Although a small country, the Hashemite Kingdom of Jordan has played a significant role in the struggle for power in the Middle East, partly because of its strategic location at the crossroads of what Christians, Jews and Muslims call the Holy Land.

The death of King Hussein in 1999 signified the start of a new period of political, social and economic reform. His son King Abdullah has instituted a number of measures: a free trade agreement with the USA, the creation of a low tax Special Economic Zone centered in Aqaba, privatization of many government-run businesses and joining the World Trade Organization.

Unlike many of its neighbors Jordan does not have oil and its economy depends largely on services and tourism. Visitors are attracted to Jordan Tours by its historical and cultural attractions. It is possible to visit the remains of cities, old before Christ was born, trek along ancient trails and roads mentioned in the Old Testament and through a landscape that has changed little in the last 2,000 years.

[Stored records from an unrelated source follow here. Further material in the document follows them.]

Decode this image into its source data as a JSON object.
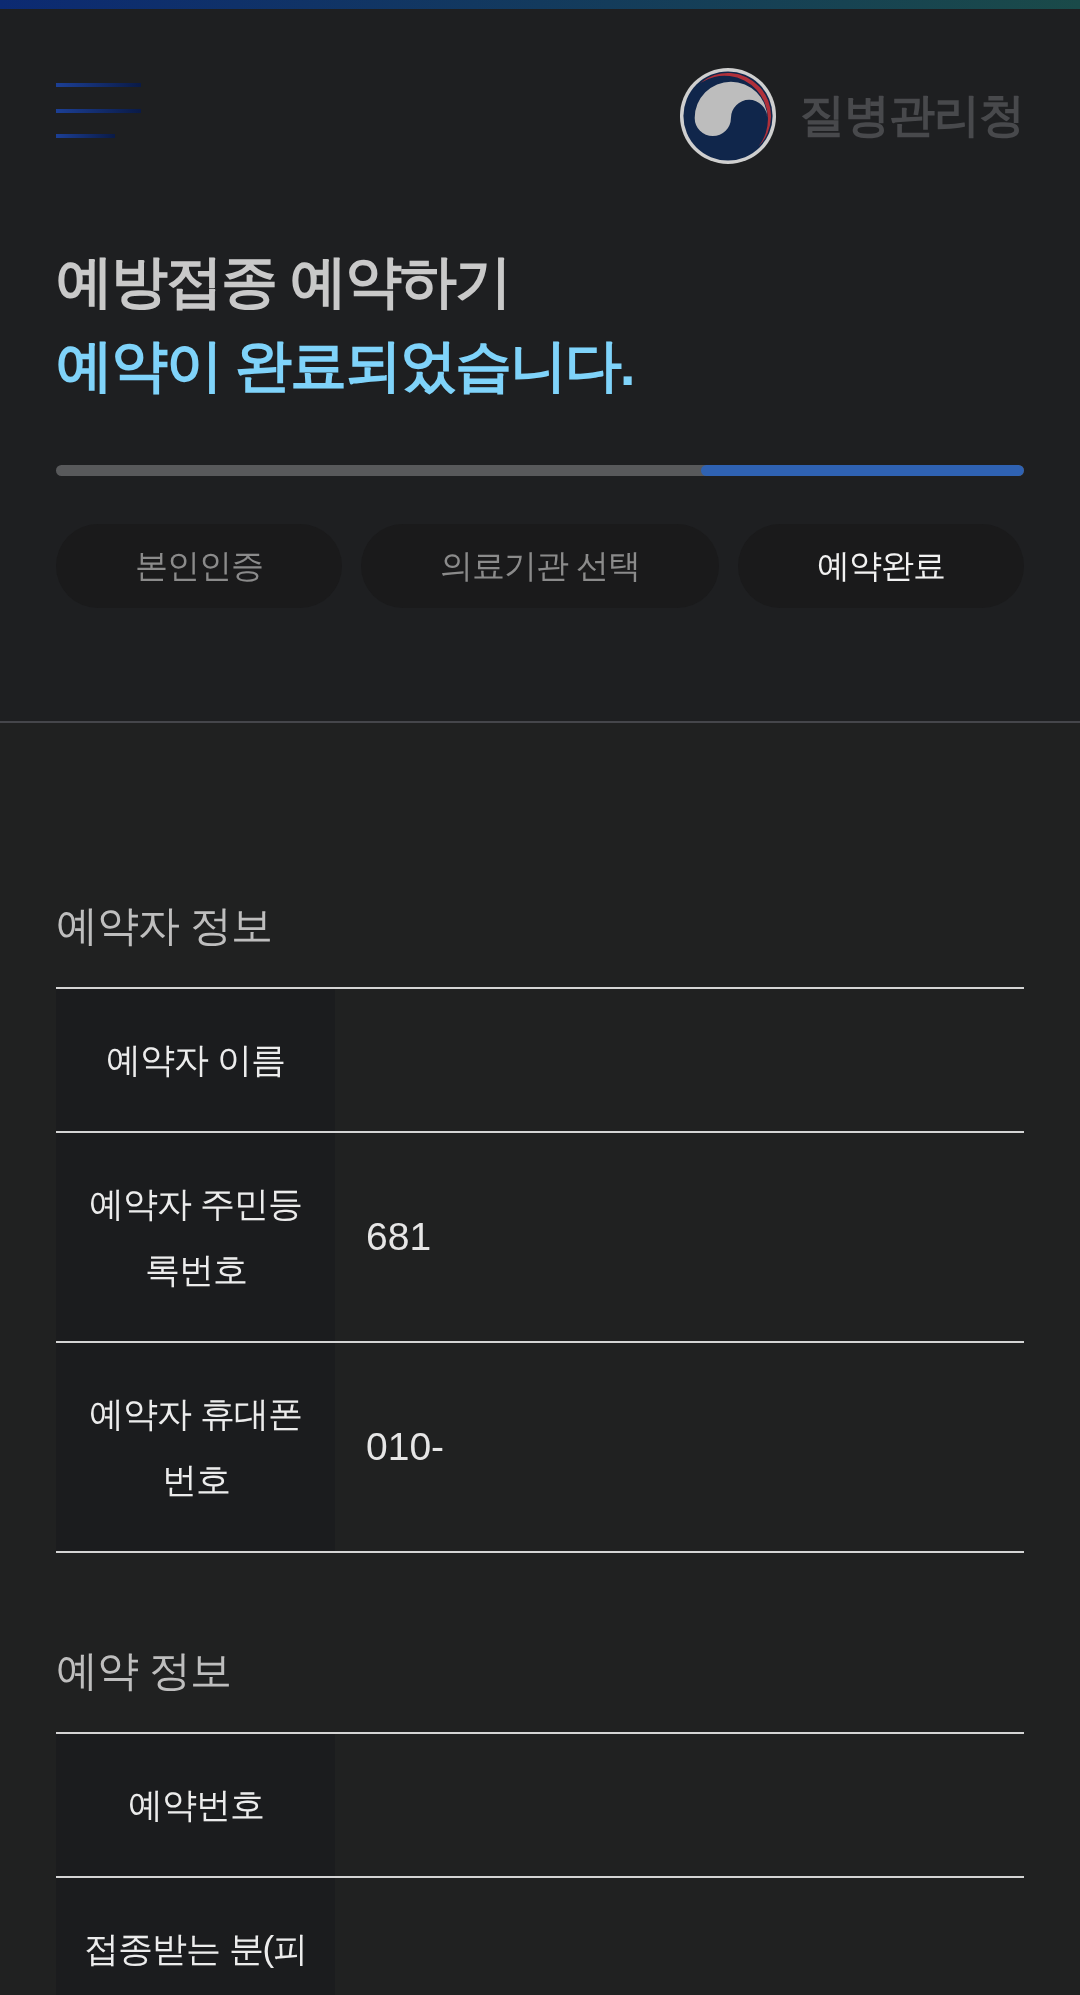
{
  "header": {
    "agency_name": "질병관리청"
  },
  "title": "예방접종 예약하기",
  "subtitle": "예약이 완료되었습니다.",
  "steps": [
    {
      "label": "본인인증",
      "selected": false
    },
    {
      "label": "의료기관 선택",
      "selected": false
    },
    {
      "label": "예약완료",
      "selected": true
    }
  ],
  "sections": [
    {
      "title": "예약자 정보",
      "rows": [
        {
          "label": "예약자 이름"
        },
        {
          "label": "예약자 주민등록번호",
          "value": "681"
        },
        {
          "label": "예약자 휴대폰 번호",
          "value": "010-"
        }
      ]
    },
    {
      "title": "예약 정보",
      "rows": [
        {
          "label": "예약번호"
        },
        {
          "label": "접종받는 분(피"
        }
      ]
    }
  ]
}
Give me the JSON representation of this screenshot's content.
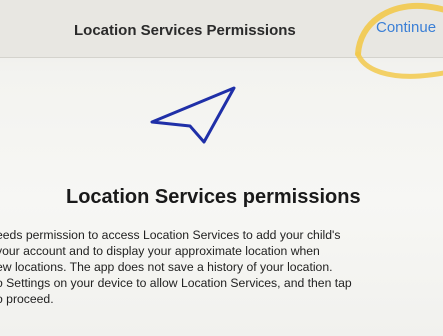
{
  "nav": {
    "title": "Location Services Permissions",
    "continue_label": "Continue"
  },
  "icons": {
    "location": "location-arrow-icon"
  },
  "content": {
    "heading": "Location Services permissions",
    "lines": [
      "eeds permission to access Location Services to add your child's",
      "your account and to display your approximate location when",
      "ew locations. The app does not save a history of your location.",
      "o Settings on your device to allow Location Services, and then tap",
      "o proceed."
    ]
  },
  "colors": {
    "accent": "#3a7fd6",
    "icon_stroke": "#1f2fa8",
    "highlight": "#f2c94c"
  }
}
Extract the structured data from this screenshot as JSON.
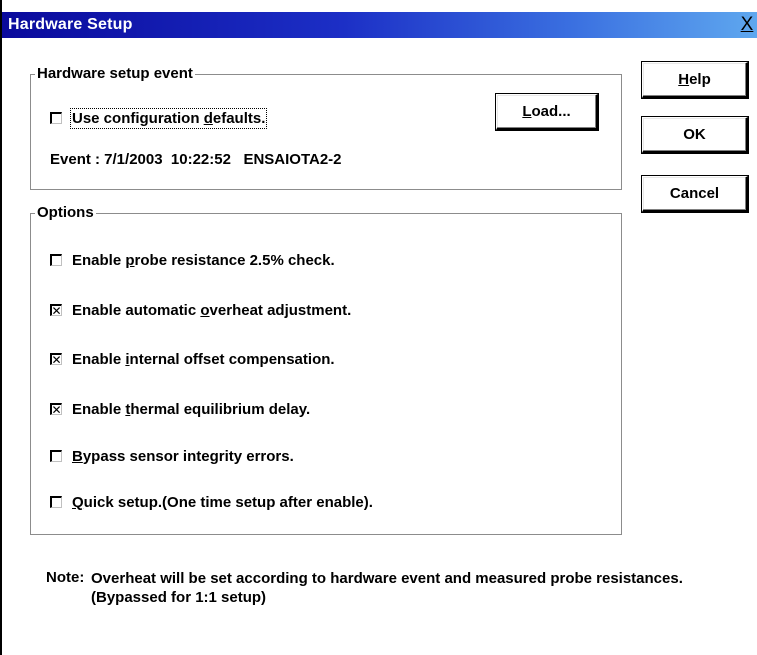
{
  "window": {
    "title": "Hardware Setup",
    "close_glyph": "X"
  },
  "hardware_group": {
    "legend": "Hardware setup event",
    "use_defaults": {
      "label_pre": "Use configuration ",
      "label_mnemonic": "d",
      "label_post": "efaults.",
      "checked": false
    },
    "event_text": "Event : 7/1/2003  10:22:52   ENSAIOTA2-2",
    "load_button": {
      "mnemonic": "L",
      "rest": "oad..."
    }
  },
  "options_group": {
    "legend": "Options",
    "items": [
      {
        "pre": "Enable ",
        "mnemonic": "p",
        "post": "robe resistance 2.5% check.",
        "checked": false
      },
      {
        "pre": "Enable automatic ",
        "mnemonic": "o",
        "post": "verheat adjustment.",
        "checked": true
      },
      {
        "pre": "Enable ",
        "mnemonic": "i",
        "post": "nternal offset compensation.",
        "checked": true
      },
      {
        "pre": "Enable ",
        "mnemonic": "t",
        "post": "hermal equilibrium delay.",
        "checked": true
      },
      {
        "pre": "",
        "mnemonic": "B",
        "post": "ypass sensor integrity errors.",
        "checked": false
      },
      {
        "pre": "",
        "mnemonic": "Q",
        "post": "uick setup.(One time setup after enable).",
        "checked": false
      }
    ]
  },
  "buttons": {
    "help": {
      "mnemonic": "H",
      "rest": "elp"
    },
    "ok": {
      "label": "OK"
    },
    "cancel": {
      "label": "Cancel"
    }
  },
  "note": {
    "label": "Note:",
    "text": "Overheat will be set according to hardware event and measured probe resistances.(Bypassed for 1:1 setup)"
  },
  "check_glyph": "✕"
}
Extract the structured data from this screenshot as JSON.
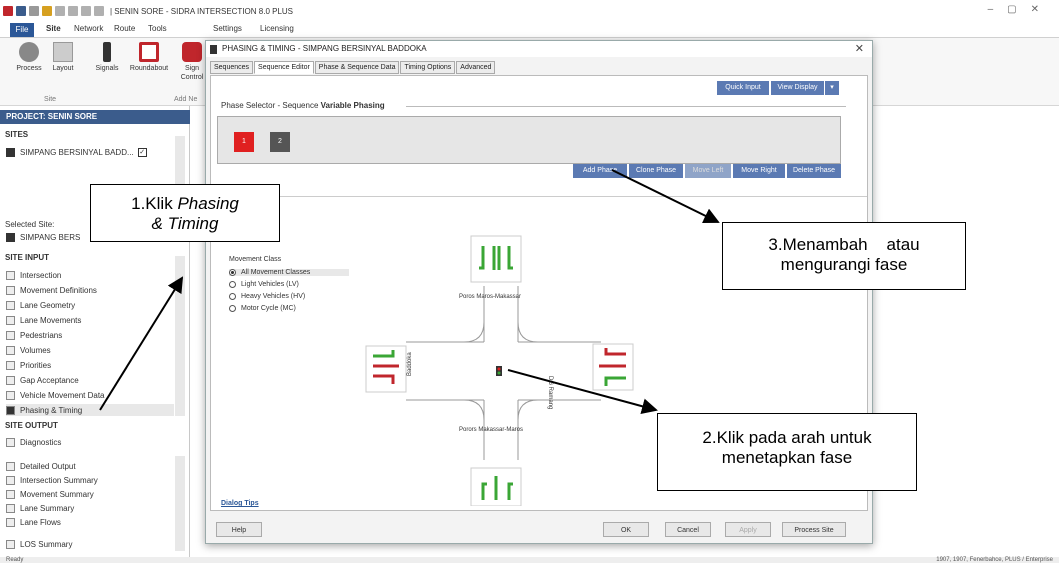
{
  "app": {
    "title": "| SENIN SORE - SIDRA INTERSECTION 8.0 PLUS",
    "tabs": [
      "File",
      "Site",
      "Network",
      "Route",
      "Tools",
      "Settings",
      "Licensing"
    ],
    "ribbon_buttons": [
      "Process",
      "Layout",
      "Signals",
      "Roundabout",
      "Sign Control"
    ],
    "group_site": "Site",
    "group_add": "Add Ne"
  },
  "project": {
    "header": "PROJECT: SENIN SORE",
    "sites_label": "SITES",
    "site_name": "SIMPANG BERSINYAL BADD...",
    "selected_label": "Selected Site:",
    "selected_name": "SIMPANG BERS",
    "site_input_label": "SITE INPUT",
    "site_input": [
      "Intersection",
      "Movement Definitions",
      "Lane Geometry",
      "Lane Movements",
      "Pedestrians",
      "Volumes",
      "Priorities",
      "Gap Acceptance",
      "Vehicle Movement Data",
      "Phasing & Timing"
    ],
    "site_output_label": "SITE OUTPUT",
    "site_output": [
      "Diagnostics",
      "Detailed Output",
      "Intersection Summary",
      "Movement Summary",
      "Lane Summary",
      "Lane Flows",
      "LOS Summary"
    ]
  },
  "status": {
    "left": "Ready",
    "right": "1907, 1907, Fenerbahce, PLUS / Enterprise"
  },
  "dialog": {
    "title": "PHASING & TIMING - SIMPANG BERSINYAL BADDOKA",
    "tabs": [
      "Sequences",
      "Sequence Editor",
      "Phase & Sequence Data",
      "Timing Options",
      "Advanced"
    ],
    "quick_input": "Quick Input",
    "view_display": "View Display",
    "phase_selector_label": "Phase Selector - Sequence",
    "sequence_name": "Variable Phasing",
    "phases": [
      "1",
      "2"
    ],
    "phase_buttons": [
      "Add Phase",
      "Clone Phase",
      "Move Left",
      "Move Right",
      "Delete Phase"
    ],
    "movement_class_label": "Movement Class",
    "movement_classes": [
      "All Movement Classes",
      "Light Vehicles (LV)",
      "Heavy Vehicles (HV)",
      "Motor Cycle (MC)"
    ],
    "road_north": "Poros Maros-Makassar",
    "road_south": "Porors Makassar-Maros",
    "road_west": "Baddoka",
    "road_east": "DG Ramang",
    "dialog_tips": "Dialog Tips",
    "footer_buttons": [
      "Help",
      "OK",
      "Cancel",
      "Apply",
      "Process Site"
    ]
  },
  "callouts": {
    "c1_a": "1.Klik",
    "c1_b": "Phasing",
    "c1_c": "& Timing",
    "c2_a": "2.Klik pada arah untuk",
    "c2_b": "menetapkan fase",
    "c3_a": "3.Menambah    atau",
    "c3_b": "mengurangi fase"
  },
  "colors": {
    "accent_blue": "#3b5c8c",
    "phase_red": "#e02020",
    "arrow_green": "#3aa635",
    "arrow_red": "#c0262c"
  }
}
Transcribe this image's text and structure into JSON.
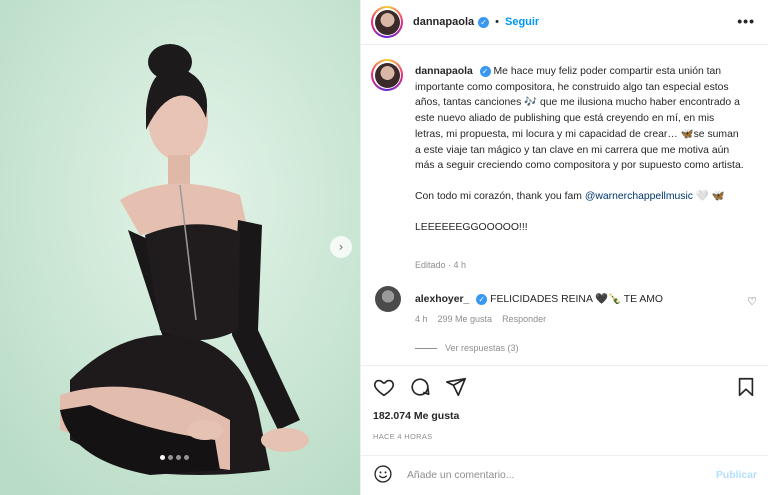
{
  "header": {
    "username": "dannapaola",
    "verified_badge": "✓",
    "separator": "•",
    "follow_label": "Seguir",
    "more_label": "•••"
  },
  "media": {
    "next_label": "›",
    "carousel_dots": 4,
    "active_dot": 0
  },
  "caption": {
    "username": "dannapaola",
    "paragraph1": "Me hace muy feliz poder compartir esta unión tan importante como compositora, he construido algo tan especial estos años, tantas canciones 🎶 que me ilusiona mucho haber encontrado a este nuevo aliado de publishing que está creyendo en mí, en mis letras, mi propuesta, mi locura y mi capacidad de crear… 🦋se suman a este viaje tan mágico y tan clave en mi carrera que me motiva aún más a seguir creciendo como compositora y por supuesto como artista.",
    "paragraph2_prefix": "Con todo mi corazón, thank you fam ",
    "mention": "@warnerchappellmusic",
    "paragraph2_suffix": " 🤍 🦋",
    "paragraph3": "LEEEEEEGGOOOOO!!!",
    "meta": "Editado · 4 h"
  },
  "comment": {
    "username": "alexhoyer_",
    "text": "FELICIDADES REINA 🖤🍾 TE AMO",
    "time": "4 h",
    "likes": "299 Me gusta",
    "reply": "Responder",
    "heart": "♡",
    "view_replies": "Ver respuestas (3)"
  },
  "actions": {
    "likes_count": "182.074 Me gusta",
    "posted": "HACE 4 HORAS"
  },
  "add_comment": {
    "placeholder": "Añade un comentario...",
    "publish": "Publicar"
  },
  "colors": {
    "accent": "#0095f6",
    "verified": "#3897f0",
    "muted": "#8e8e8e",
    "background_photo": "#cfe9d9",
    "publish_disabled": "#b2dffc"
  }
}
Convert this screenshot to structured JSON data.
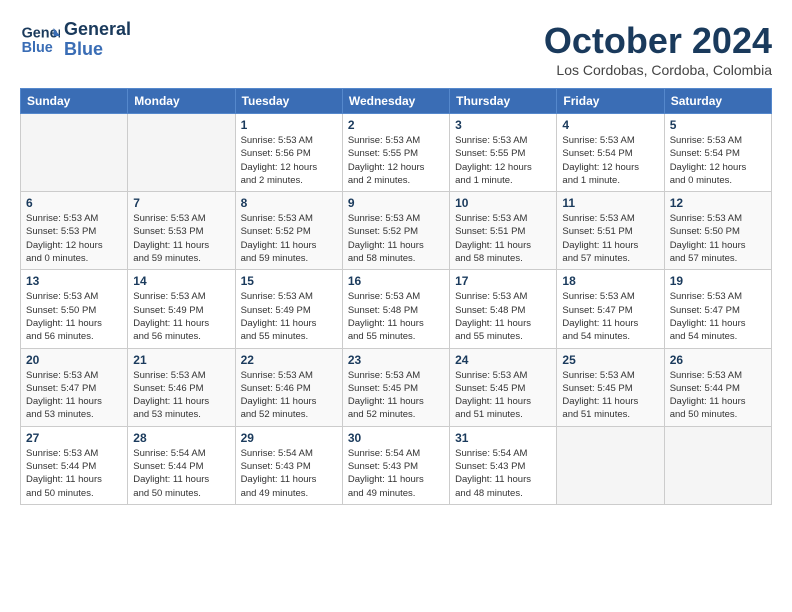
{
  "logo": {
    "line1": "General",
    "line2": "Blue"
  },
  "title": "October 2024",
  "subtitle": "Los Cordobas, Cordoba, Colombia",
  "weekdays": [
    "Sunday",
    "Monday",
    "Tuesday",
    "Wednesday",
    "Thursday",
    "Friday",
    "Saturday"
  ],
  "weeks": [
    [
      {
        "day": "",
        "info": ""
      },
      {
        "day": "",
        "info": ""
      },
      {
        "day": "1",
        "info": "Sunrise: 5:53 AM\nSunset: 5:56 PM\nDaylight: 12 hours\nand 2 minutes."
      },
      {
        "day": "2",
        "info": "Sunrise: 5:53 AM\nSunset: 5:55 PM\nDaylight: 12 hours\nand 2 minutes."
      },
      {
        "day": "3",
        "info": "Sunrise: 5:53 AM\nSunset: 5:55 PM\nDaylight: 12 hours\nand 1 minute."
      },
      {
        "day": "4",
        "info": "Sunrise: 5:53 AM\nSunset: 5:54 PM\nDaylight: 12 hours\nand 1 minute."
      },
      {
        "day": "5",
        "info": "Sunrise: 5:53 AM\nSunset: 5:54 PM\nDaylight: 12 hours\nand 0 minutes."
      }
    ],
    [
      {
        "day": "6",
        "info": "Sunrise: 5:53 AM\nSunset: 5:53 PM\nDaylight: 12 hours\nand 0 minutes."
      },
      {
        "day": "7",
        "info": "Sunrise: 5:53 AM\nSunset: 5:53 PM\nDaylight: 11 hours\nand 59 minutes."
      },
      {
        "day": "8",
        "info": "Sunrise: 5:53 AM\nSunset: 5:52 PM\nDaylight: 11 hours\nand 59 minutes."
      },
      {
        "day": "9",
        "info": "Sunrise: 5:53 AM\nSunset: 5:52 PM\nDaylight: 11 hours\nand 58 minutes."
      },
      {
        "day": "10",
        "info": "Sunrise: 5:53 AM\nSunset: 5:51 PM\nDaylight: 11 hours\nand 58 minutes."
      },
      {
        "day": "11",
        "info": "Sunrise: 5:53 AM\nSunset: 5:51 PM\nDaylight: 11 hours\nand 57 minutes."
      },
      {
        "day": "12",
        "info": "Sunrise: 5:53 AM\nSunset: 5:50 PM\nDaylight: 11 hours\nand 57 minutes."
      }
    ],
    [
      {
        "day": "13",
        "info": "Sunrise: 5:53 AM\nSunset: 5:50 PM\nDaylight: 11 hours\nand 56 minutes."
      },
      {
        "day": "14",
        "info": "Sunrise: 5:53 AM\nSunset: 5:49 PM\nDaylight: 11 hours\nand 56 minutes."
      },
      {
        "day": "15",
        "info": "Sunrise: 5:53 AM\nSunset: 5:49 PM\nDaylight: 11 hours\nand 55 minutes."
      },
      {
        "day": "16",
        "info": "Sunrise: 5:53 AM\nSunset: 5:48 PM\nDaylight: 11 hours\nand 55 minutes."
      },
      {
        "day": "17",
        "info": "Sunrise: 5:53 AM\nSunset: 5:48 PM\nDaylight: 11 hours\nand 55 minutes."
      },
      {
        "day": "18",
        "info": "Sunrise: 5:53 AM\nSunset: 5:47 PM\nDaylight: 11 hours\nand 54 minutes."
      },
      {
        "day": "19",
        "info": "Sunrise: 5:53 AM\nSunset: 5:47 PM\nDaylight: 11 hours\nand 54 minutes."
      }
    ],
    [
      {
        "day": "20",
        "info": "Sunrise: 5:53 AM\nSunset: 5:47 PM\nDaylight: 11 hours\nand 53 minutes."
      },
      {
        "day": "21",
        "info": "Sunrise: 5:53 AM\nSunset: 5:46 PM\nDaylight: 11 hours\nand 53 minutes."
      },
      {
        "day": "22",
        "info": "Sunrise: 5:53 AM\nSunset: 5:46 PM\nDaylight: 11 hours\nand 52 minutes."
      },
      {
        "day": "23",
        "info": "Sunrise: 5:53 AM\nSunset: 5:45 PM\nDaylight: 11 hours\nand 52 minutes."
      },
      {
        "day": "24",
        "info": "Sunrise: 5:53 AM\nSunset: 5:45 PM\nDaylight: 11 hours\nand 51 minutes."
      },
      {
        "day": "25",
        "info": "Sunrise: 5:53 AM\nSunset: 5:45 PM\nDaylight: 11 hours\nand 51 minutes."
      },
      {
        "day": "26",
        "info": "Sunrise: 5:53 AM\nSunset: 5:44 PM\nDaylight: 11 hours\nand 50 minutes."
      }
    ],
    [
      {
        "day": "27",
        "info": "Sunrise: 5:53 AM\nSunset: 5:44 PM\nDaylight: 11 hours\nand 50 minutes."
      },
      {
        "day": "28",
        "info": "Sunrise: 5:54 AM\nSunset: 5:44 PM\nDaylight: 11 hours\nand 50 minutes."
      },
      {
        "day": "29",
        "info": "Sunrise: 5:54 AM\nSunset: 5:43 PM\nDaylight: 11 hours\nand 49 minutes."
      },
      {
        "day": "30",
        "info": "Sunrise: 5:54 AM\nSunset: 5:43 PM\nDaylight: 11 hours\nand 49 minutes."
      },
      {
        "day": "31",
        "info": "Sunrise: 5:54 AM\nSunset: 5:43 PM\nDaylight: 11 hours\nand 48 minutes."
      },
      {
        "day": "",
        "info": ""
      },
      {
        "day": "",
        "info": ""
      }
    ]
  ]
}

It is possible to follow in the footsteps of Lawrence of Arabia from his headquarters fort at Azraq through the deserts to Wadi Rum where David Lean’s epic movie was filmed. There, travelers can trek with camels and live in tents with the local Bedouin.
Aqaba, the Jordanian royal family’s favorite holiday resort, offers some of the finest diving in the world in the Red Sea. The less energetic can simply laze on the beach or visit historical sites such as the recently discovered oldest purpose-built church in the world.